Dimensionality reduction
Dimensionality reduction is one of the main applications of unsupervised learning . It can be understood as the process of reducing the number of random variables under consideration by getting a set of principal variables.[1] High dimensionality has many costs, including redundant and irrelevant features which degrade the performance of some algorithms, difficulty in interpretation and visualization, and infeasible computation.[2]
Components
Dimensionality reduction can be devided into two components or subcategories[3]:
- Feature selection: Consists in finding a subset of the original set of variables, and a subset aimed at modeling the problem. It usually involves three ways[4]:
- Wrappers
- Filters
- Embedded
- Feature extraction: Used to reduce the data in a high dimensional space to a lower dimension space[4].
Algorithms
Some of the most common dimensionality reduction algorithms in machine learning are listed as follows[1]:
- Principal Component Analysis
- Kernel principal component analysis (Kernel PCA)

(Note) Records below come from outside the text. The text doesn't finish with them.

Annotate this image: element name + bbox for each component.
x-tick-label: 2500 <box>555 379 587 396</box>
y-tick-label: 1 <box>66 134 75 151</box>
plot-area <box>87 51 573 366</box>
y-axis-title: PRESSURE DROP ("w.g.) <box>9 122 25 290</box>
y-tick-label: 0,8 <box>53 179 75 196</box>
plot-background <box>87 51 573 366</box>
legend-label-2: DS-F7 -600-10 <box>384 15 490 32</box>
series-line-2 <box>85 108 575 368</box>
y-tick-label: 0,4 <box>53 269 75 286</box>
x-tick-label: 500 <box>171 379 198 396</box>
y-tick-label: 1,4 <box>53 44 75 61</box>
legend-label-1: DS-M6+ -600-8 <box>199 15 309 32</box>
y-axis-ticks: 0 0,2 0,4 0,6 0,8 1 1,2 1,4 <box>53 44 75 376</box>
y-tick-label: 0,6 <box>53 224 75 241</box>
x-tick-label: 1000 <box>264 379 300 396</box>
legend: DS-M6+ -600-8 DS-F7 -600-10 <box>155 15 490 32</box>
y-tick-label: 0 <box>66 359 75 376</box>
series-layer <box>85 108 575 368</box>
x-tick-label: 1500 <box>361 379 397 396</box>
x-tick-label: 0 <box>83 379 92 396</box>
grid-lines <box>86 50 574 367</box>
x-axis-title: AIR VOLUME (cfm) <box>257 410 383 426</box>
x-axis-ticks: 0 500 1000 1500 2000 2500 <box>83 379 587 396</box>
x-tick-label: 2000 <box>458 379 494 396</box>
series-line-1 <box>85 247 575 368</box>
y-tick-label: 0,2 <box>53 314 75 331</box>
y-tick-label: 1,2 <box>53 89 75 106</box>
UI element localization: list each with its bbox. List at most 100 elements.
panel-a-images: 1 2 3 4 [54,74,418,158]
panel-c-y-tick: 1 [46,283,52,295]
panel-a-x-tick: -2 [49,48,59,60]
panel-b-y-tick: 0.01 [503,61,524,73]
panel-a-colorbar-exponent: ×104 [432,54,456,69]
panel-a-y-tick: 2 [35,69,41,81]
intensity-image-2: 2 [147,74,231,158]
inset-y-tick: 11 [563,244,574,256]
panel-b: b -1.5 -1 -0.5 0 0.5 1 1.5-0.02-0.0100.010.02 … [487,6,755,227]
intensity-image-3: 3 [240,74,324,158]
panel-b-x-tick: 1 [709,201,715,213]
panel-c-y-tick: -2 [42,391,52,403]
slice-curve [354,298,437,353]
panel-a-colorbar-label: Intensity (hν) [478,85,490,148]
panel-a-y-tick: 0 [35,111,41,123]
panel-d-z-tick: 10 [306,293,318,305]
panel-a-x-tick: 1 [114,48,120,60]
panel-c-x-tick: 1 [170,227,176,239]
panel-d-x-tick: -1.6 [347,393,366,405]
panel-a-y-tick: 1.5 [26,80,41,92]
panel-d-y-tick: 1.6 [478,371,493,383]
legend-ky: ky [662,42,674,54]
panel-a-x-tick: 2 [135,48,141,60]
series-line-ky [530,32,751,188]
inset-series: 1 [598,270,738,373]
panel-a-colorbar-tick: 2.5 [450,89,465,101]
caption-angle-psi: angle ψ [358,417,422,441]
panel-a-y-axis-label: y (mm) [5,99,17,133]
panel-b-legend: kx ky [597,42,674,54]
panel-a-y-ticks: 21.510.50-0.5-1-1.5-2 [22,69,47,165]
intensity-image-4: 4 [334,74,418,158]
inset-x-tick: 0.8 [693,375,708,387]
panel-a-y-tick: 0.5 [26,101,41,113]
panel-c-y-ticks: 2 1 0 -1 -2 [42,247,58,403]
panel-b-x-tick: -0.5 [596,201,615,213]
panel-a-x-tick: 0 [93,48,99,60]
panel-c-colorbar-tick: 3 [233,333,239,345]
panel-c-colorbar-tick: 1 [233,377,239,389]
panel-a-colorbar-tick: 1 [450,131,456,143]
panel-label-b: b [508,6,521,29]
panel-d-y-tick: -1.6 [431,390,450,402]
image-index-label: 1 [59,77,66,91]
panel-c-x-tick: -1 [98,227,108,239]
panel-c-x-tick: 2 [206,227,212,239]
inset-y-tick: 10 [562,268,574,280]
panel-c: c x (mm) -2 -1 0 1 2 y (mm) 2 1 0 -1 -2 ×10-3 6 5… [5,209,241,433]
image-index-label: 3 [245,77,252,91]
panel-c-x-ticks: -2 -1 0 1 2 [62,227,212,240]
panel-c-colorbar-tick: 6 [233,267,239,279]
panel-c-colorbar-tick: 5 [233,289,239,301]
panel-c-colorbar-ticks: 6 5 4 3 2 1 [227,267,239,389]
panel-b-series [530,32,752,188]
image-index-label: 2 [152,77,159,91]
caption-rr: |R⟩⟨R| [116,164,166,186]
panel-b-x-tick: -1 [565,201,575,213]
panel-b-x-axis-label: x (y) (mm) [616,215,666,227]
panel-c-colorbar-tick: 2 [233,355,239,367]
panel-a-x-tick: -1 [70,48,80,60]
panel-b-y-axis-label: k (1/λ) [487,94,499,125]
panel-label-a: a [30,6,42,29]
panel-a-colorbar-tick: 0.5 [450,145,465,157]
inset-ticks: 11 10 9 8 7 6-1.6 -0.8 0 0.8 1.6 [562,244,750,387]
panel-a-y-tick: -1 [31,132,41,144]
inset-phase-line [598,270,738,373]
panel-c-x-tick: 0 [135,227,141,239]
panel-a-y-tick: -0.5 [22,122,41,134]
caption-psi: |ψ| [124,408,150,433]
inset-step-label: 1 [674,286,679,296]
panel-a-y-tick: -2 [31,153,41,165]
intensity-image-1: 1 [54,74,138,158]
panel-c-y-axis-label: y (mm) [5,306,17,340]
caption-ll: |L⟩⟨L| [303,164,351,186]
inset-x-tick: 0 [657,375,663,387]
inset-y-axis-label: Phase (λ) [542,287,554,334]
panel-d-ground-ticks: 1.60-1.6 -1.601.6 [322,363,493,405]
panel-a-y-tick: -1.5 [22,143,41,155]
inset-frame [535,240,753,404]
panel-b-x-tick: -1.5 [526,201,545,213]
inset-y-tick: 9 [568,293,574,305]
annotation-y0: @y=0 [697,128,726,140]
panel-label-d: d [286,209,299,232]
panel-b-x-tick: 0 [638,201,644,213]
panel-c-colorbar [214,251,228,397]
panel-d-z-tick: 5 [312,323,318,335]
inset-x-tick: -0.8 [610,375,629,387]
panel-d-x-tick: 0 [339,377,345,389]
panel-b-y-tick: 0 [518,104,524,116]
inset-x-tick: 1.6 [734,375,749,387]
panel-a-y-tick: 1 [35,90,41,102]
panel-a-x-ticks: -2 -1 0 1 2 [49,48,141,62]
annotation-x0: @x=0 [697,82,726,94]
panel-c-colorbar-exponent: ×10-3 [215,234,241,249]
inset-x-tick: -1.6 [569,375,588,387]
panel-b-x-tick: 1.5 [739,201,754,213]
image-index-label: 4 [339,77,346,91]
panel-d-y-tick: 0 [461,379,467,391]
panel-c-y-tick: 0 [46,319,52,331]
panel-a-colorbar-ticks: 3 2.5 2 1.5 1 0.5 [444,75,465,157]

- Locally-Linear Embedding
Methods
Some common methods to perform dimensionality reduction are listed as follows[4]:
- Missing values:
- Low variance:
- Decision trees:
- Random forest:
- High correlation:
- Backward feature elimination:
- Factor analysis:
- Principal component analysis (PCA):
Disadvantages
One of the main disadvantages of dimensionality reduction is the loss of some amount of data. In the case of PCA, it tends to find linear correlations between variables, which is sometimes undesirable.[4]